Hier les amis et surtout peut-être les représentations les plus émouvantes de tout ce que je chéris, de ce que j'affectionne et vénère : jeunesse pleine de géniale vanité, beauté des lieux, beauté des formes, délice de tous les sens, conversations d'équilibristes ou de librettistes du 18e (l'époque où, comme le dit Blanchot, tout le monde écrivait avec brio, tout le monde faisait profession d'intelligence vive dans les paroles, les oeuvres, les réparties caustiques), jeunesse pleine, grosse d'avenir, et beauté atrocement sexuée, affamée de sexe et de plaisir, affamée de vie et de plénitude de soi-même ; on n'est pas sérieux quand on a vingt-sept ans ; je lis sur les silhouettes -- poses, postures, cambrures, danses et langueurs ultra -- les origines magiques des idéogrammes, des hiéroglyphes, des abstractions signifiantes encore engoncées dans des formes mouvantes, terribles, de quotidienneté et d'immédiateté, de désir et d'étrangeté divine. Mes amis, mes amours : j'ai aimé ces corps, je les ai lus, je les désire encore, comme un fou, comme un flou tendre, comme un tendre fouillis. La dangerosité. La menace du vêtement. Les artifices de l'urbanité mises en abîme dans le contact sans contact, dans les caresses bloquées par le textile, et je me surprends à penser que la surface est d'autant plus vaste qu'elle est nue ; nus, nous serions infinis les uns avec les autres ; infinis, d'où : le secret du sexe, du corps, dévoilé, perdrait sa dangerosité de bête tapie dans le tissu foisonnant, luxurieux, et par là même, les inhibitions dont mon corps cache en son sein les poisons autodestructeurs, seraient neutralisés dans l'ex-hibition.

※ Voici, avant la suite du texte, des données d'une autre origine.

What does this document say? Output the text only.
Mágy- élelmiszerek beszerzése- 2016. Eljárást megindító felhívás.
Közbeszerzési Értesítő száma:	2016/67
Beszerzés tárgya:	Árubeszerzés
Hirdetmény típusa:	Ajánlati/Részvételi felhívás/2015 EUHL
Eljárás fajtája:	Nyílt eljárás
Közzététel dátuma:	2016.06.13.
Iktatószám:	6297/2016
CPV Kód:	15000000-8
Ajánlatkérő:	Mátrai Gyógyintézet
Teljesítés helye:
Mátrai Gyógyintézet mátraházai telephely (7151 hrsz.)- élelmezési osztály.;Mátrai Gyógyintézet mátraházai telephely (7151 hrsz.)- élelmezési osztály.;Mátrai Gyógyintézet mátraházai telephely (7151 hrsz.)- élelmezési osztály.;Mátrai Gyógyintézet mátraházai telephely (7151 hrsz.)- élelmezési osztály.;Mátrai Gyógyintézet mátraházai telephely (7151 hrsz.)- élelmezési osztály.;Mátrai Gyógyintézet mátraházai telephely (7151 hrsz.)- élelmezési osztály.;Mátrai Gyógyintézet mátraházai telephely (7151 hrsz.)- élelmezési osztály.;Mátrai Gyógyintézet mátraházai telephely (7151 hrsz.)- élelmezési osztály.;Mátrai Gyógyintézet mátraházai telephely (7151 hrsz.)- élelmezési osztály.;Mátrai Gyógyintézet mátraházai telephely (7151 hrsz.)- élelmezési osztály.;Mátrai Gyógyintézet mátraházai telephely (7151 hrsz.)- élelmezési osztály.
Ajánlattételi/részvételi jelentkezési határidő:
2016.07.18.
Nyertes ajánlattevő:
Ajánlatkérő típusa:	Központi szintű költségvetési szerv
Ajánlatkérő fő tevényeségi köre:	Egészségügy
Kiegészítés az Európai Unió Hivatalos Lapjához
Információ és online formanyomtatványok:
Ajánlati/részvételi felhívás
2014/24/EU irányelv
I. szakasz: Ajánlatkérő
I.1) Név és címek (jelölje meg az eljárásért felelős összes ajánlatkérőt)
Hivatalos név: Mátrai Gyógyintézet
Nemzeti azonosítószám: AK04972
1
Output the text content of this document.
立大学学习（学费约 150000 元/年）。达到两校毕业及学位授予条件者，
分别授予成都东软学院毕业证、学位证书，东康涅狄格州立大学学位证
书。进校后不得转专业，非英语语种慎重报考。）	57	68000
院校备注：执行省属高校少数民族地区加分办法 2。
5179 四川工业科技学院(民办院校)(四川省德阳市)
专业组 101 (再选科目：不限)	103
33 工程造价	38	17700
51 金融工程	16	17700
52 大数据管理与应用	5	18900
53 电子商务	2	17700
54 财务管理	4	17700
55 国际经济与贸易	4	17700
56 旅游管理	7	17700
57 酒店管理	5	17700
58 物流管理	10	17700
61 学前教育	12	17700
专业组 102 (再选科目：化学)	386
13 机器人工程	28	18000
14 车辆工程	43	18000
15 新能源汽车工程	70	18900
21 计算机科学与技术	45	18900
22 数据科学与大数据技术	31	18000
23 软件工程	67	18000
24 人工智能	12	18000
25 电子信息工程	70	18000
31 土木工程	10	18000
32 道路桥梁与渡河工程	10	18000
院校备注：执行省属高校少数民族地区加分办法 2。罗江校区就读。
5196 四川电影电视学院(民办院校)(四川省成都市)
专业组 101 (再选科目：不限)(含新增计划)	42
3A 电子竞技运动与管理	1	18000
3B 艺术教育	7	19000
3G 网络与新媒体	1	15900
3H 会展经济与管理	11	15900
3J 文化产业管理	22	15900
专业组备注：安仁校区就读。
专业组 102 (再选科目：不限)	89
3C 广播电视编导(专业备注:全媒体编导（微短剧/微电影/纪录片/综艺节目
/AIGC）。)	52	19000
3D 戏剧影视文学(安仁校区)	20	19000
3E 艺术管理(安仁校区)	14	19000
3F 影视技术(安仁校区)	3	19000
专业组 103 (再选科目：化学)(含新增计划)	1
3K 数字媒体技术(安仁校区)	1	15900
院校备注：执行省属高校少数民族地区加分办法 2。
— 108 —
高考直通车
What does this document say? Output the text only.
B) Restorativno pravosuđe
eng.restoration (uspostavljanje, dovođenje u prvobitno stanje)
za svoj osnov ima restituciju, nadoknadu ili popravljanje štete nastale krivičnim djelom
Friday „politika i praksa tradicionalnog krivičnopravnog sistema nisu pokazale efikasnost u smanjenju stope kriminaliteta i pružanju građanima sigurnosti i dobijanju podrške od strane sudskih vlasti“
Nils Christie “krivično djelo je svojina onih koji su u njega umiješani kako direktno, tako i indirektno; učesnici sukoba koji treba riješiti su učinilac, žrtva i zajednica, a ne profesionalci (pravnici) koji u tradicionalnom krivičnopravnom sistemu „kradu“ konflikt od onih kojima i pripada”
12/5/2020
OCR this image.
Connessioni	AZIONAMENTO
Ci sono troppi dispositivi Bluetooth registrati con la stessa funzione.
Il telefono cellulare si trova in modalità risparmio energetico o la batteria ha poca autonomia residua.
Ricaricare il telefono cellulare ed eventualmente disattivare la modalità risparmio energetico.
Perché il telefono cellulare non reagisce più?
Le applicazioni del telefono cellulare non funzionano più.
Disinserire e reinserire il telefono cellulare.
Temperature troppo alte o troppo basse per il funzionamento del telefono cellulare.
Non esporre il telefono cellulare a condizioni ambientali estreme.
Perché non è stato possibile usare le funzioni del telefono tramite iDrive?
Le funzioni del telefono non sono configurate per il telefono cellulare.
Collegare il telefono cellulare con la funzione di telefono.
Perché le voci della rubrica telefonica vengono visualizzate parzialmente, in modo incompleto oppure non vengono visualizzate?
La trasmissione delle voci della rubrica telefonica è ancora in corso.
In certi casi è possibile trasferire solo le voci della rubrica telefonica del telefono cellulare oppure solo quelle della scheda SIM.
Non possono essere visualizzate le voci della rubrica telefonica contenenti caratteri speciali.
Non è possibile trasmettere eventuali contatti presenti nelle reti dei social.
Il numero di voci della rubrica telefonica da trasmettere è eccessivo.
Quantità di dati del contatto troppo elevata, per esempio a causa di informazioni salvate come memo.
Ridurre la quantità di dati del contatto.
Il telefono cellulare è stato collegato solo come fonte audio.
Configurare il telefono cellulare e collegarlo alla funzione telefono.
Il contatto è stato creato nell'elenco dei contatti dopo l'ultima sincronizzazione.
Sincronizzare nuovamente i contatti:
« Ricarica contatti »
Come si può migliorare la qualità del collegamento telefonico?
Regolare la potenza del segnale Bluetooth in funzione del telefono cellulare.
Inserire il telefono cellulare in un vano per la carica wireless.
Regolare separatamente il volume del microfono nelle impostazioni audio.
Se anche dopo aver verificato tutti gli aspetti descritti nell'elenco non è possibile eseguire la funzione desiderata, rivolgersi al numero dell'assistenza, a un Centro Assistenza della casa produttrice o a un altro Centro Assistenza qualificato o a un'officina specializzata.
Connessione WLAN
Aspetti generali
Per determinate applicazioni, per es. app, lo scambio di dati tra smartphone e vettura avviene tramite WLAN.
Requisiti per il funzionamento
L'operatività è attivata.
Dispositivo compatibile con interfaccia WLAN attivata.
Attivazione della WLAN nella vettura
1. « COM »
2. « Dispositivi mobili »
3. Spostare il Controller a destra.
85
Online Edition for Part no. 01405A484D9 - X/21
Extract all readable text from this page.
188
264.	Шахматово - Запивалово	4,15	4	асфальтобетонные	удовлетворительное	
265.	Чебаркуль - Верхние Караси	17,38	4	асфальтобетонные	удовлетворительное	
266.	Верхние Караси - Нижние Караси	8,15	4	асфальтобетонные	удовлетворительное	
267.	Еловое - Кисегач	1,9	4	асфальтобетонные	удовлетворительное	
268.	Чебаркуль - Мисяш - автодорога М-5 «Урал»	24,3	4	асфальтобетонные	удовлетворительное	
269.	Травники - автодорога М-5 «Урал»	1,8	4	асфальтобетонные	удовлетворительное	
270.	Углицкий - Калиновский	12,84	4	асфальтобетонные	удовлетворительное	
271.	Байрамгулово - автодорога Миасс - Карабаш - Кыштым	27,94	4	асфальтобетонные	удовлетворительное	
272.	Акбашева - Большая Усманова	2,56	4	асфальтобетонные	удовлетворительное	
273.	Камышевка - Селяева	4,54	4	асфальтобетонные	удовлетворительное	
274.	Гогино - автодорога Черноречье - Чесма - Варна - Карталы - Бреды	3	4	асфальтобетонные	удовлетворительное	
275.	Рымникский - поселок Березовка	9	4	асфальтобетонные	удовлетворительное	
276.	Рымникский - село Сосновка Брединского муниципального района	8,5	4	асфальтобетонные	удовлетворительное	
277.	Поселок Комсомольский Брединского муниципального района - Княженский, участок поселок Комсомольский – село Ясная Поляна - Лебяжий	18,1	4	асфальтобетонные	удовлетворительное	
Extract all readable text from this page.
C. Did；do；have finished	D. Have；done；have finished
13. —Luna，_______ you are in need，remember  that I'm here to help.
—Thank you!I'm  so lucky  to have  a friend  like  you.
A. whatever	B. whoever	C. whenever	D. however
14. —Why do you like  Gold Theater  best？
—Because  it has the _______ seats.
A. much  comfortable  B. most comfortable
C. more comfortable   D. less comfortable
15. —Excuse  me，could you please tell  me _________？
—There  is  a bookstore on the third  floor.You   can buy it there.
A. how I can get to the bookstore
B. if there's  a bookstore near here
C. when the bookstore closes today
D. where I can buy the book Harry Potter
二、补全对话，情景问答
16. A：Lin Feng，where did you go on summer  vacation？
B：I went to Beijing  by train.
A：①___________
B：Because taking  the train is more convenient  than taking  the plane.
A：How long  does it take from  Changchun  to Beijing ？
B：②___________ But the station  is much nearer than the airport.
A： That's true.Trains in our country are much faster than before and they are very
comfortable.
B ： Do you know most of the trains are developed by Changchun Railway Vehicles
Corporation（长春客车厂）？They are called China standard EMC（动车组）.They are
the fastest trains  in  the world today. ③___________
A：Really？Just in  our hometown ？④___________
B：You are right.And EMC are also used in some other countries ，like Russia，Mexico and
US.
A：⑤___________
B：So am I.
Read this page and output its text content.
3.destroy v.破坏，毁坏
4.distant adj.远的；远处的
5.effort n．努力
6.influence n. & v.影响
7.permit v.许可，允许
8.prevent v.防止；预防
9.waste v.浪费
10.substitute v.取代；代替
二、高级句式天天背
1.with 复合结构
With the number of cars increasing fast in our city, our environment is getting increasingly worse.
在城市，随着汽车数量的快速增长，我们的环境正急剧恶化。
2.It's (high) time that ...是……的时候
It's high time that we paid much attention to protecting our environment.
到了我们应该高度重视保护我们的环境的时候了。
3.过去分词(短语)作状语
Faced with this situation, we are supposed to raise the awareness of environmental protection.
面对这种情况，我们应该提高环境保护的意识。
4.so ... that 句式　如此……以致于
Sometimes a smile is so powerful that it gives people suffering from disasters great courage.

Avant-hier, c'était la continuation de la mise en place d'une relation amicale saine avec mon ex ; mon tit-ex comme dit l'Achigan, par opposition avec mon grand-ex, ce dernier ayant partagé un peu plus qu'une demi-douzaine d'années de ma vie, l'autre, le dernier en date, le tit-ex, que quelques mois intenses. Mais dans nos paroles vraies, vrillantes et déridantes de spontanéité et de candeur, une fissure, encore une faille, et violente : le non-désir qui fut jadis désir, désir du désir et puissance actualisée du désir, libido centrée sur son obscur objet de désir qu'est le sexe jumeau, miroir du désir du même (homoïoï, en grec), échec du désir et échec de la communication des corps, destruction nécessaire à la mise en place d'une relation amicale saine, et pourtant, pour-tant, ce pouvant signifier le mensonge du désir encore vivant qui doit se terrer encore plus profondément pour survivre, pour ne jamais mourir tout à fait, et pour peu je m'eusse bouché les oreilles pour ne plus entendre battre dans sa voix la libido étincelante de jeunesse déjà tournée vers tant d'autres corps que le mien ; faiblesse de celui qui naguère posséda, et qui doit accepter de n'avoir plus que les mains vides parce que le coeur, lui, l'est déjà. Écouter sans écouter les aventures post-rupture, lire sans lire les fantasmes qui m'éloignent de moi, de ce que je vois dans le miroir tous les criss de matin, sur ma peau, ma vie se lit...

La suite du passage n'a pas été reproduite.